Боец молча показал рукой направление, с интересом разглядывая нас.

- Погнали. Вон туда, где разлапистое дерево, - велел я ефрейтору, а сам при этом с любопытством разглядывал два десятка "чаек", замаскированных на опушке маленького леса.

- Не одни мы тут.

- Что, товарищ старший сержант?

- Я говорю, вон СБ стоит, видишь механиков рядом? Вот езжай к ним, наверняка наши.

Первое, что я услышал, когда вылез из остановившейся машины, было:

- …да я тебе эту железку в жо…у засуну! Ты что мне принес?

Хмыкнув, я тихо сказал:

- Вот я и дома.

Посмотрев на подходившего ко мне техника-лейтенанта, отдав честь, спросил:

- Товарищ лейтенант, не подскажите где находится штаб семнадцатого бомбардировочного полка?

- Знаю. Но не подскажу. Кто такие?

Доложив ему, кто я и откуда, получил указание, как добраться до нашего полка. Сам лейтенант был не из "наших", а из соседнего, истребительного.

- Малютов, машину отгони вот под то дерево и жди указаний. Товарищи сержанты, подхватываем вещи, и за мной.

Дождавшись, когда они построятся с чемоданами в руках, направился к штабу, расположившемуся в одном из уцелевших домиков пионерского лагеря.

И первым, кого я увидел, был Никифоров, с доброй улыбкой ожидавший меня у входа в штаб.

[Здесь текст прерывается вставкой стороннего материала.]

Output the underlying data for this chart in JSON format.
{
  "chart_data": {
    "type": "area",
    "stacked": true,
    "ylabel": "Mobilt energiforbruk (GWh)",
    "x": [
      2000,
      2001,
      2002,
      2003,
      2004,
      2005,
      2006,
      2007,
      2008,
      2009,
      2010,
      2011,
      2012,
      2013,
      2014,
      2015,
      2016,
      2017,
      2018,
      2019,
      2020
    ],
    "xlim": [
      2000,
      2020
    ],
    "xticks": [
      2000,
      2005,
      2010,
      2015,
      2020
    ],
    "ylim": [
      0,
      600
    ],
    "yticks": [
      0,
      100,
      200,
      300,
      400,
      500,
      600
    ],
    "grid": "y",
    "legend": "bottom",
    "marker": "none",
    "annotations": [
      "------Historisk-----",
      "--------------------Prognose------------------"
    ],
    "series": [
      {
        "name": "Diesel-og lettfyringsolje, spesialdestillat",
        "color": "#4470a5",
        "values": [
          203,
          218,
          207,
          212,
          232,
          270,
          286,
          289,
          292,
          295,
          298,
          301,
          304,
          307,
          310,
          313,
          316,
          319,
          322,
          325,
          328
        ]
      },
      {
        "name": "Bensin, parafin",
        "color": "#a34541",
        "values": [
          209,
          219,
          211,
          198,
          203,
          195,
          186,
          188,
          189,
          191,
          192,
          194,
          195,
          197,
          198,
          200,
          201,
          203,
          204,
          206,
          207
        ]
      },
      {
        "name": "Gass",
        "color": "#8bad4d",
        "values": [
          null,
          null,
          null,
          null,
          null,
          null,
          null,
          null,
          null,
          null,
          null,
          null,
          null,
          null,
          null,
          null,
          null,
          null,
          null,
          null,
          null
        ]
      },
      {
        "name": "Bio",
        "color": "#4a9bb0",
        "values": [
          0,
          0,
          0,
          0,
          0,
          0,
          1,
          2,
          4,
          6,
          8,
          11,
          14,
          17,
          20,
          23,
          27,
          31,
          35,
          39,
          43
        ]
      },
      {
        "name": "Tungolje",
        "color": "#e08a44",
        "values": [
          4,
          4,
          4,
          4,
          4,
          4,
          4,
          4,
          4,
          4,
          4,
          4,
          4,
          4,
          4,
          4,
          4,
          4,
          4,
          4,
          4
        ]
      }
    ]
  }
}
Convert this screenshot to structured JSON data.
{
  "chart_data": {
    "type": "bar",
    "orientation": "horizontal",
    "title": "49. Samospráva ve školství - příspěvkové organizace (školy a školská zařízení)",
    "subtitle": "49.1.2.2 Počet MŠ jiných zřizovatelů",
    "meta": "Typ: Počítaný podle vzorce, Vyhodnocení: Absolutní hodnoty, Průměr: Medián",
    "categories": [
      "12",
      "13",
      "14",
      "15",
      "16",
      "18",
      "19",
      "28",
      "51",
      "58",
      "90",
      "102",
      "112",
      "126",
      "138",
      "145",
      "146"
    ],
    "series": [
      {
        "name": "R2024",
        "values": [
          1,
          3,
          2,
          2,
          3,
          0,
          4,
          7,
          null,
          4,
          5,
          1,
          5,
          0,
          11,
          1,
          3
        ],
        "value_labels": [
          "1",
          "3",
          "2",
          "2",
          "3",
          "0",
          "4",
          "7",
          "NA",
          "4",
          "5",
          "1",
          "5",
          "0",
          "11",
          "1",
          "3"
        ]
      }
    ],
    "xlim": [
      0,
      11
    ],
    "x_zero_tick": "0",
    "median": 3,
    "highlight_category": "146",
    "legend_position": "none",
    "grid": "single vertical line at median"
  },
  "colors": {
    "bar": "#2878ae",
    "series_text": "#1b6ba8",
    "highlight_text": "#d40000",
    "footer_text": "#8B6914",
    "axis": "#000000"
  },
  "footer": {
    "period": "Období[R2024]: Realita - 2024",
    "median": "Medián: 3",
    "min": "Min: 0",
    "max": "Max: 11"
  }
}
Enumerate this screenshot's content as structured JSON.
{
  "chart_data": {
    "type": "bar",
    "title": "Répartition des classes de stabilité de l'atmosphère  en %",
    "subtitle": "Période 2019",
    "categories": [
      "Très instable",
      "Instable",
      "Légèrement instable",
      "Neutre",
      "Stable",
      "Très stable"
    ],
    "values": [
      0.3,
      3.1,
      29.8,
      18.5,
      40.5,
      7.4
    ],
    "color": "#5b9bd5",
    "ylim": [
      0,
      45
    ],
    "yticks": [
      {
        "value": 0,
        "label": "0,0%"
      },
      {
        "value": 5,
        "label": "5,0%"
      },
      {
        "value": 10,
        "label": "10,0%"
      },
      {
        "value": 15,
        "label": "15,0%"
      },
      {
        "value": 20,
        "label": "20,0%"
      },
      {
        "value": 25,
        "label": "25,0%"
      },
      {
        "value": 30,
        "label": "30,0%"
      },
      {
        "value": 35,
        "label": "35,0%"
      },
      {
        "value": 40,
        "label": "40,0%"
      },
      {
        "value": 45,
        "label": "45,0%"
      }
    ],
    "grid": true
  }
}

"Явно доложить успели", - подумал я и вздохнул.

- Товарищи сержанты, подождите, скоро начштаба полка освободится, а вас, товарищ старший сержант, я попрошу проследовать в мой кабинет.

- Суворов, на уколы, - крикнула из коридора санитарка тетя Вера.

- Иди, бедолага, - захохотал Сашка Турнин, летчик с разведсамолета, лежавший вместе со мной в палате. У него, в отличие от меня, пуля избороздила ногу, но Лютикова решила оставить его в медсанчасти полка, ранение считалось не таким тяжелым, чтобы отправлять в госпиталь.

- Иду, - хмуро ответил я.

- Нечего было целоваться под бомбежками, вот теперь и смирись.

- Да иди ты!

Под хохот Сашки я вышел из палаты. Двоих наших соседей по койкам не было - ушли утром на озеро рыбачить.